Der Standort bestimmt den Standpunkt: In den vergangenen Jahren haben Freiheitliche Ermittlungsschritte gegen Türkise ausgiebig kommentiert. „Die Luft für die im Korruptionssumpf versinkende ÖVP wird immer dünner“, meinte Generalsekretär Christian Hafenecker zum Beispiel. Es ging um eine Inseratenaffäre. Umgekehrt sah der ÖVP-Abgeordnete Andreas Hanger schon einmal „linke Zellen“ in der „Wirtschafts- und Korruptionsstaatsanwaltschaft“ (WKStA).

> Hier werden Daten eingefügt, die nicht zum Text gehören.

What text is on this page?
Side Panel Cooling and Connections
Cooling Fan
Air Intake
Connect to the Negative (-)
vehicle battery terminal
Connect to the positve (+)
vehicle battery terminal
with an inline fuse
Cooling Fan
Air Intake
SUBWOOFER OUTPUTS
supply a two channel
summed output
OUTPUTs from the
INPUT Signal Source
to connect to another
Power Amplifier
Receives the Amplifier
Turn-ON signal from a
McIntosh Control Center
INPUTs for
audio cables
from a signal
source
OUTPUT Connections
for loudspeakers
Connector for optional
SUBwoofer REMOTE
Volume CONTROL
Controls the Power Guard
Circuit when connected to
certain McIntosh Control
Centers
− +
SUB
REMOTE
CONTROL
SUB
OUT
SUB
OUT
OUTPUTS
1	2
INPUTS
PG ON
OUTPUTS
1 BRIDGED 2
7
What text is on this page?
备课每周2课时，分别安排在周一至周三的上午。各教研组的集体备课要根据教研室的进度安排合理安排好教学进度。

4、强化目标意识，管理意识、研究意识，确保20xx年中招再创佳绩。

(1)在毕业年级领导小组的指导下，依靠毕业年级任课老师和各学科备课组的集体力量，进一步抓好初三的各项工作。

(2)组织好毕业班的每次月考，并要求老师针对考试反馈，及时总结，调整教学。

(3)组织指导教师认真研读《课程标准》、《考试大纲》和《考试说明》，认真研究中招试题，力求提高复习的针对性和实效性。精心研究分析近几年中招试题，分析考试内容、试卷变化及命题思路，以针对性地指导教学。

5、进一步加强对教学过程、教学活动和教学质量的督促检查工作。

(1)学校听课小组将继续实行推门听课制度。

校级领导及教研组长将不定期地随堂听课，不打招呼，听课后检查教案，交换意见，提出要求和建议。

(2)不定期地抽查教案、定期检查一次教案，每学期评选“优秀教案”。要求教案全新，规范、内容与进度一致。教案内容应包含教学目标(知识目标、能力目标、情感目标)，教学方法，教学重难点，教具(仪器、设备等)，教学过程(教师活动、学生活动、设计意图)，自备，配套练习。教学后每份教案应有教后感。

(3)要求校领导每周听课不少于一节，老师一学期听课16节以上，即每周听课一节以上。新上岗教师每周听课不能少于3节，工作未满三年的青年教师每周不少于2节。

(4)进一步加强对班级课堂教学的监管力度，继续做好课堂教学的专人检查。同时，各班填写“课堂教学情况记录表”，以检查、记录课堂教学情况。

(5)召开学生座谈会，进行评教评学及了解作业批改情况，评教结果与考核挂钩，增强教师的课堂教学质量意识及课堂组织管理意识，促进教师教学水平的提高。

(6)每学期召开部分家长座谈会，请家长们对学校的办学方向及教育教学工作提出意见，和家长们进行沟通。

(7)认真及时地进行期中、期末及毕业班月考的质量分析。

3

Jetzt ist bekannt geworden, dass die WKStA wegen des Verdachts der Inseratenkorruption gegen Ex-FPÖ-Chef, -Vizekanzler Heinz-Christian Strache und ehemalige Minister – darunter den amtierenden Parteiobmann Herbert Kickl – sowie den damaligen Geschäftsführer der Mediengruppe Österreich, Wolfgang Fellner, ermittelt. In einem Satz: Chats legen nahe, dass sich Strache in Abhängigkeit von der Berichterstattung um Regierungsinserate gekümmert haben könnte. Er und alle Betroffenen weisen dies zurück, es gilt die Unschuldsvermutung.

Unabhängig von dieser Causa war die Inseratenvergabe schon damals nicht nachvollziehbar. dieSubstanz.at hat dies unlängst am Beispiel des Innenministeriums unter Führung von Kickl 2018/19 dokumentiert. Siehe Grafik: Fast eine Million für die Gruppe „Österreich“ etwa und keine 9000 Euro für den reichweitenmäßig gar nicht um so viel kleineren „Standard“. Was sind hier die Kriterien? Es ist was es ist: Schlicht Willkür. Schlimmer: Es gab und gibt keine nachvollziehbaren Kriterien für derlei.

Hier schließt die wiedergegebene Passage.